しかし実際のオペレーションを見ていると、霞が関全体を動かせていないし、各省庁に関係する業者も動かせていない。何かあるたびに「○○本部」をたくさん作るが、それらは機能せず、単に総理が「右だ」「左だ」というのを投げているだけだ。官邸官僚に各省庁やそれに関係する業者をまとめる力量がないから、最終的には「民間に丸投げ」ということになる。
こうした手際の悪い、兵力の逐次投入でも何とかなっているのは、全部現場が帳尻を合わせてきたからだ。その意味では戦争の頃の日本と変わらない。コロナ危機は、昨今の間違った政治主導が抱えていた問題を全部表に出した。揚げ句の果てには記録を残さず、誰がいつ決めたのかもはっきりせず、科学的根拠も示さない。

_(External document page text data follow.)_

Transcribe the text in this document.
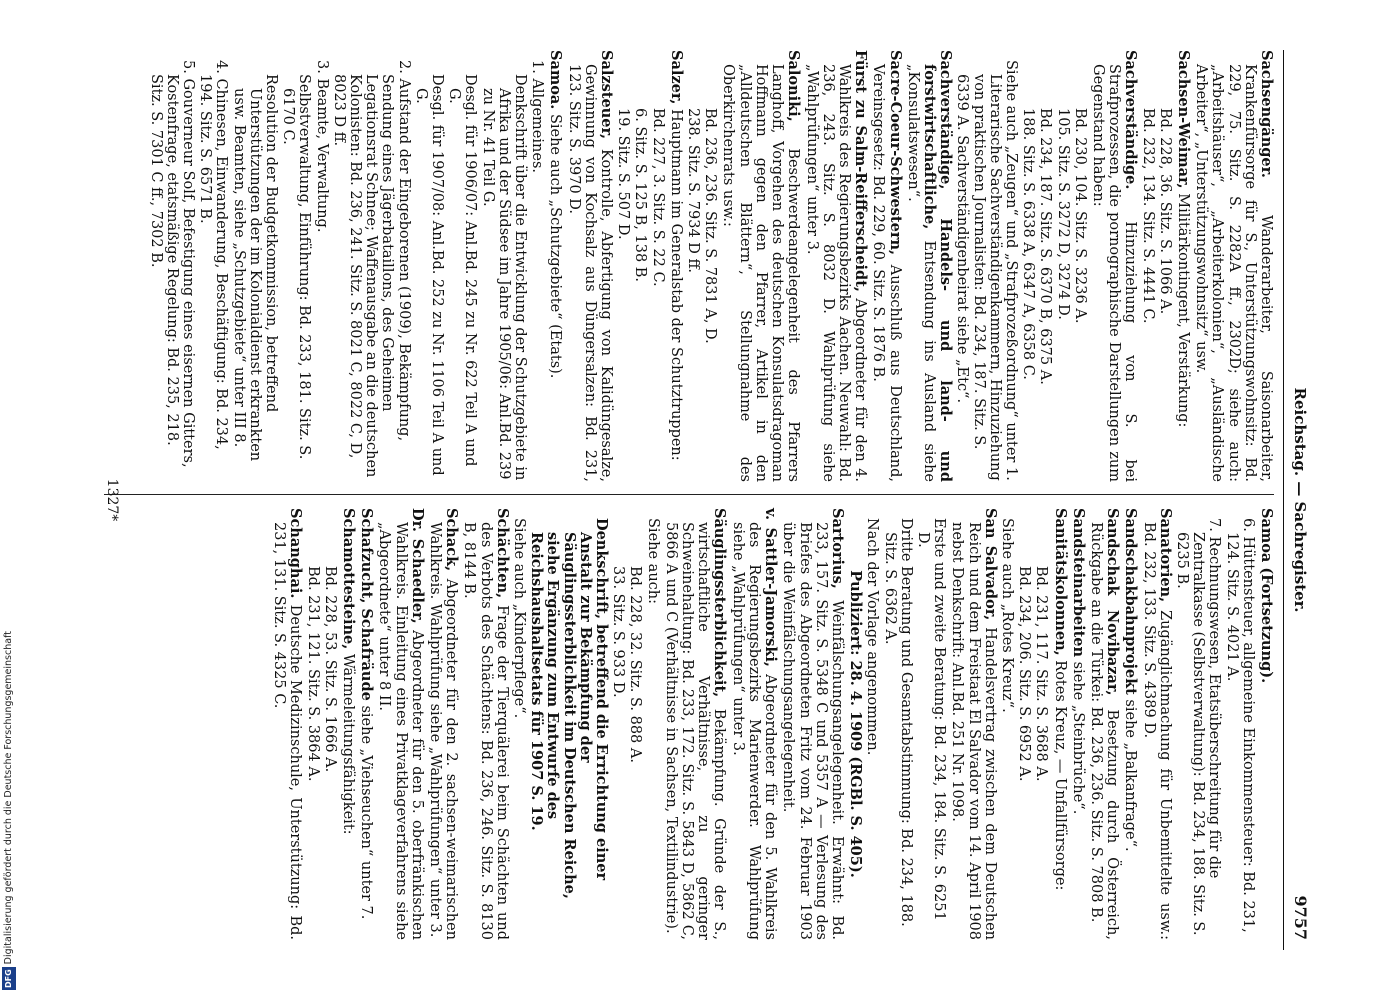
DFGDigitalisierung gefördert durch die Deutsche Forschungsgemeinschaft
Reichstag. — Sachregister.
9757

Sachsengänger. Wanderarbeiter, Saisonarbeiter, Krankenfürsorge für S., Unterstützungswohnsitz: Bd. 229, 75. Sitz. S. 2282A ff., 2302D; siehe auch: „Arbeitshäuser“, „Arbeiterkolonien“, „Ausländische Arbeiter“, „Unterstützungswohnsitz“ usw.

Sachsen-Weimar, Militärkontingent, Verstärkung:

Bd. 228, 36. Sitz. S. 1066 A.

Bd. 232, 134. Sitz. S. 4441 C.

Sachverständige. Hinzuziehung von S. bei Strafprozessen, die pornographische Darstellungen zum Gegenstand haben:

Bd. 230, 104. Sitz. S. 3236 A.

105. Sitz. S. 3272 D, 3274 D.

Bd. 234, 187. Sitz. S. 6370 B, 6375 A.

188. Sitz. S. 6338 A, 6347 A, 6358 C.

Siehe auch „Zeugen“ und „Strafprozeßordnung“ unter 1. Literarische Sachverständigenkammern, Hinzuziehung von praktischen Journalisten: Bd. 234, 187. Sitz. S. 6339 A. Sachverständigenbeirat siehe „Etc“.

Sachverständige, Handels- und land- und forstwirtschaftliche, Entsendung ins Ausland siehe „Konsulatswesen“.

Sacre-Coeur-Schwestern, Ausschluß aus Deutschland, Vereinsgesetz: Bd. 229, 60. Sitz. S. 1876 B.

Fürst zu Salm-Reifferscheidt, Abgeordneter für den 4. Wahlkreis des Regierungsbezirks Aachen. Neuwahl: Bd. 236, 243. Sitz. S. 8032 D. Wahlprüfung siehe „Wahlprüfungen“ unter 3.

Saloniki, Beschwerdeangelegenheit des Pfarrers Langhoff, Vorgehen des deutschen Konsulatsdragoman Hoffmann gegen den Pfarrer, Artikel in den „Alldeutschen Blättern“, Stellungnahme des Oberkirchenrats usw.:

Bd. 236, 236. Sitz. S. 7831 A, D.

238. Sitz. S. 7934 D ff.

Salzer, Hauptmann im Generalstab der Schutztruppen:

Bd. 227, 3. Sitz. S. 22 C.

6. Sitz. S. 125 B, 138 B.

19. Sitz. S. 507 D.

Salzsteuer, Kontrolle, Abfertigung von Kalidüngesalze, Gewinnung von Kochsalz aus Düngersalzen: Bd. 231, 123. Sitz. S. 3970 D.

Samoa. Siehe auch „Schutzgebiete“ (Etats).

1. Allgemeines.

Denkschrift über die Entwicklung der Schutzgebiete in Afrika und der Südsee im Jahre 1905/06: Anl.Bd. 239 zu Nr. 41 Teil G.

Desgl. für 1906/07: Anl.Bd. 245 zu Nr. 622 Teil A und G.

Desgl. für 1907/08: Anl.Bd. 252 zu Nr. 1106 Teil A und G.

2. Aufstand der Eingeborenen (1909), Bekämpfung, Sendung eines Jägerbataillons, des Geheimen Legationsrat Schnee; Waffenausgabe an die deutschen Kolonisten: Bd. 236, 241. Sitz. S. 8021 C, 8022 C, D, 8023 D ff.

3. Beamte, Verwaltung.

Selbstverwaltung, Einführung: Bd. 233, 181. Sitz. S. 6170 C.

Resolution der Budgetkommission, betreffend Unterstützungen der im Kolonialdienst erkrankten usw. Beamten, siehe „Schutzgebiete“ unter III 8.

4. Chinesen, Einwanderung, Beschäftigung: Bd. 234, 194. Sitz. S. 6571 B.

5. Gouverneur Solf, Befestigung eines eisernen Gitters, Kostenfrage, etatsmäßige Regelung: Bd. 235, 218. Sitz. S. 7301 C ff., 7302 B.

Samoa (Fortsetzung).

6. Hüttensteuer, allgemeine Einkommensteuer: Bd. 231, 124. Sitz. S. 4021 A.

7. Rechnungswesen, Etatsüberschreitung für die Zentralkasse (Selbstverwaltung): Bd. 234, 188. Sitz. S. 6235 B.

Sanatorien, Zugänglichmachung für Unbemittelte usw.: Bd. 232, 133. Sitz. S. 4389 D.

Sandschakbahnprojekt siehe „Balkanfrage“.

Sandschak Novibazar, Besetzung durch Österreich, Rückgabe an die Türkei: Bd. 236, 236. Sitz. S. 7808 B.

Sandsteinarbeiten siehe „Steinbrüche“.

Sanitätskolonnen, Rotes Kreuz, — Unfallfürsorge:

Bd. 231, 117. Sitz. S. 3688 A.

Bd. 234, 206. Sitz. S. 6952 A.

Siehe auch „Rotes Kreuz“.

San Salvador, Handelsvertrag zwischen dem Deutschen Reich und dem Freistaat El Salvador vom 14. April 1908 nebst Denkschrift: Anl.Bd. 251 Nr. 1098.

Erste und zweite Beratung: Bd. 234, 184. Sitz. S. 6251 D.

Dritte Beratung und Gesamtabstimmung: Bd. 234, 188. Sitz. S. 6362 A.

Nach der Vorlage angenommen.

Publiziert: 28. 4. 1909 (RGBl. S. 405).

Sartorius, Weinfälschungsangelegenheit. Erwähnt: Bd. 233, 157. Sitz. S. 5348 C und 5357 A — Verlesung des Briefes des Abgeordneten Fritz vom 24. Februar 1903 über die Weinfälschungsangelegenheit.

v. Sattler-Jamorski, Abgeordneter für den 5. Wahlkreis des Regierungsbezirks Marienwerder. Wahlprüfung siehe „Wahlprüfungen“ unter 3.

Säuglingssterblichkeit, Bekämpfung. Gründe der S., wirtschaftliche Verhältnisse, zu geringer Schweinehaltung: Bd. 233, 172. Sitz. S. 5843 D, 5862 C, 5866 A und C (Verhältnisse in Sachsen, Textilindustrie).

Siehe auch:

Bd. 228, 32. Sitz. S. 888 A.

33. Sitz. S. 933 D.

Denkschrift, betreffend die Errichtung einer Anstalt zur Bekämpfung der Säuglingssterblichkeit im Deutschen Reiche, siehe Ergänzung zum Entwurfe des Reichshaushaltsetats für 1907 S. 19.

Siehe auch „Kinderpflege“.

Schächten, Frage der Tierquälerei beim Schächten und des Verbots des Schächtens: Bd. 236, 246. Sitz. S. 8130 B, 8144 B.

Schack, Abgeordneter für den 2. sachsen-weimarischen Wahlkreis. Wahlprüfung siehe „Wahlprüfungen“ unter 3.

Dr. Schaedler, Abgeordneter für den 5. oberfränkischen Wahlkreis. Einleitung eines Privatklageverfahrens siehe „Abgeordnete“ unter 8 II.

Schafzucht, Schafräude siehe „Viehseuchen“ unter 7.

Schamottesteine, Wärmeleitungsfähigkeit:

Bd. 228, 53. Sitz. S. 1666 A.

Bd. 231, 121. Sitz. S. 3864 A.

Schanghai. Deutsche Medizinschule, Unterstützung: Bd. 231, 131. Sitz. S. 4325 C.

1327*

どうしてですかと聞けば、「政治的判断です」と平気で言う。
国民から見れば政治家も役人も同罪
――このような政治状況の中で、矢野氏の問題提起が出てきたということですね。
矢野氏の論文に対しては、「言っていることは正論だが、そういう予算を作って借金を積み上げてきたのは誰か、あなたたちの責任ではないか」という指摘があった。私はそのとおりだと思う。矢野氏の言ったことは正しいが、国民の側からすれば、政治家も役人も同罪だ。こんな財政にしたのは、政治家や財務省のあなたたちだろうということになる。
首相や政治家に言われたとおりに予算を組んでいるだけなら誰でもできる。国の財政を預かる者として、政治家にも言うべきことはきちんと言うことが財務官僚の矜持だ、というのが、彼の口癖だ。実際、矢野氏はつねづね財務省内で後輩たちにそう言ってきた。